A tour group gathers to enter the Church of the Dome.

Relaxing on the steps in front of the Church of the Dome.

The complex was begun under Louis XIV in 1670. Its purpose was to house veterans of war that were injured in service to the king (les invalides). Near its completion, it welcomed nearly 4,000 veterans. The place was pillaged during the revolution in 1789, mostly for the weapons that were stored in the basements.

From the Place Vauban, continue along the Avenue de Tourville to the Boulevard des Invalides and turn left. Turn right into the rue de Varenne. Here is the entrance to the Hôtel Biron, home to the Rodin Museum. Auguste Rodin left his work to France in exchange for a place to live and work in this 18th century mansion. The gardens around the house make for an enjoyable stroll and serve as a striking setting for many of Rodin’s famous sculptures. Inside the building are many more of Rodin’s works. There is an admission fee for both the garden and the building.

The gardens and the Rodin Museum. If you enlarge the photo (click on it), you can make out the famous statue Le Penseur (The Thinker) in the garden just to the left of the house.

Return to the Boulevard des Invalides and continue around the the Hôtel des Invalides to the vast grassy area between it and the Seine. The Esplanade is bisected by the Avenue du Maréchal Galliéni, which connects the Invalides to the Pont Alexandre III. Walk about halfway toward the Seine (notice the glass roof of the Grand Palais on the right bank) and turn left on the rue Saint Dominique. Walk back toward the Eiffel Tower along the rue Saint Dominique into the heart of the residential portion of the 7th Arrondissement. On this street and those surrounding it you will find numerous shops, boutiques and restaurants. Some are well known, like the Restaurant Thoumieux or the shop of famed baker Jean-Luc Poujauran (on the rue Jean Nicot).

The Invalides seen from the Alexander III Bridge.

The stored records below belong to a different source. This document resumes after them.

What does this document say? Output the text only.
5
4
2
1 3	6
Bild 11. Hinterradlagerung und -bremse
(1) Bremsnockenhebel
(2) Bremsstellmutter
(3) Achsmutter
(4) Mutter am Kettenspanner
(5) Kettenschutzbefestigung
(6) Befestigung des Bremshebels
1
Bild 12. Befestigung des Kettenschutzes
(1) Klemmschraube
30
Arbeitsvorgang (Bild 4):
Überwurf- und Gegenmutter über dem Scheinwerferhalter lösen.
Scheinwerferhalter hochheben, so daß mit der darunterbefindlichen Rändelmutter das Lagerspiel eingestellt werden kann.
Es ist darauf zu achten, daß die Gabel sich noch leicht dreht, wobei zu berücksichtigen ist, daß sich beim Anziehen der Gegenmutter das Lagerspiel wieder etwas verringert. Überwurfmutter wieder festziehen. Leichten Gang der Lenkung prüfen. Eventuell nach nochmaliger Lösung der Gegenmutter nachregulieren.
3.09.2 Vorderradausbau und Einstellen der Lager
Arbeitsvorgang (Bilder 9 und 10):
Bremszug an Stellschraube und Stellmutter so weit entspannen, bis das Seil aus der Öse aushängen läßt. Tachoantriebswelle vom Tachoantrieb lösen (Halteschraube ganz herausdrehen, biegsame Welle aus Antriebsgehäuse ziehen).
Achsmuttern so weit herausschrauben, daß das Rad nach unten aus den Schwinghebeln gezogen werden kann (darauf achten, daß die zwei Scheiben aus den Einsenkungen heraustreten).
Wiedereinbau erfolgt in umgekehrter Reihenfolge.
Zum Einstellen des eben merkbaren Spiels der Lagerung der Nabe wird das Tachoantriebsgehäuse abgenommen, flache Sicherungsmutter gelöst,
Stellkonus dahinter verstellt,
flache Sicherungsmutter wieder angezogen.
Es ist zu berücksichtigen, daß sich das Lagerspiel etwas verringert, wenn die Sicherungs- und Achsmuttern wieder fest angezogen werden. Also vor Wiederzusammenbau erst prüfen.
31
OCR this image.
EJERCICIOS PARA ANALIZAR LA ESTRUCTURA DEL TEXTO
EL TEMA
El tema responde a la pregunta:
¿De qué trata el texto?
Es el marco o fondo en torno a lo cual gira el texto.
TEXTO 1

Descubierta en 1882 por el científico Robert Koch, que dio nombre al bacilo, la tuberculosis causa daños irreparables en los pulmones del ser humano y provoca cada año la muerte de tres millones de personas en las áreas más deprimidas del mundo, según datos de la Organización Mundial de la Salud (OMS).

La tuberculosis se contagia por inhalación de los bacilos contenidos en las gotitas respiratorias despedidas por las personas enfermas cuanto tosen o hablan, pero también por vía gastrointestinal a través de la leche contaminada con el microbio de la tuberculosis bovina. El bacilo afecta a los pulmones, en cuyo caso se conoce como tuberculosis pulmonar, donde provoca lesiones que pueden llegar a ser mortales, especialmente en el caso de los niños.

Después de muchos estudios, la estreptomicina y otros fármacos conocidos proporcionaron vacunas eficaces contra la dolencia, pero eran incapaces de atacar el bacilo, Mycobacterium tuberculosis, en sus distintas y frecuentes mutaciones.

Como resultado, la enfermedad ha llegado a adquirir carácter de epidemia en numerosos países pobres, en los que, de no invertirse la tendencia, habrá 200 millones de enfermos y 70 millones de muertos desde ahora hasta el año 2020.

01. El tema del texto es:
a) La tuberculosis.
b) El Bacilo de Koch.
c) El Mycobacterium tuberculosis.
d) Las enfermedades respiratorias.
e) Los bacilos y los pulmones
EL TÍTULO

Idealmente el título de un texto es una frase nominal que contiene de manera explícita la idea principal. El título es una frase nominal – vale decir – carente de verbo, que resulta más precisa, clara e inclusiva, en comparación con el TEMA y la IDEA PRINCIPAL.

The Eiffel Tower seen from the grassy Esplanade des Invalides.

Lying in the grassy Esplanade. The columns of the Alexander III Bridge rise up to mark the Seine River.

Continue on the rue Saint Dominique to the rue Cler, and turn left. For many Americans, the rue Cler was made famous by travel writer Rick Steves. This is one of the many market streets in Paris, lined with bakeries, cheese shops, vegetable stands, wine shops, butchers, delis, purveyors of table linens and kitchen tools, cafés, and newsstands. Every day is market day on the rue Cler, and Parisians living in the surrounding upper middle class neighborhoods come here daily to buy food. Now, of course, so do many tourists, and the cafés and shops are showing signs of catering to them as much as to locals. But the rue Cler is still a pleasant walk and one of many ways to see how Parisians shop. Stop here for a drink, or a bite to eat.

Below, images from the rue Cler.

From the rue Cler, you can head in any direction, back to the Eiffel Tower, over to the Seine for a walk along the river, or farther afield to the right bank or into the solidly residential neighborhoods of the 15th Arrondissement.

Strolling along the Seine on the left bank.

This is the final tour in my little series. I hope you enjoyed them. I'd appreciate any comments you have! Thanks.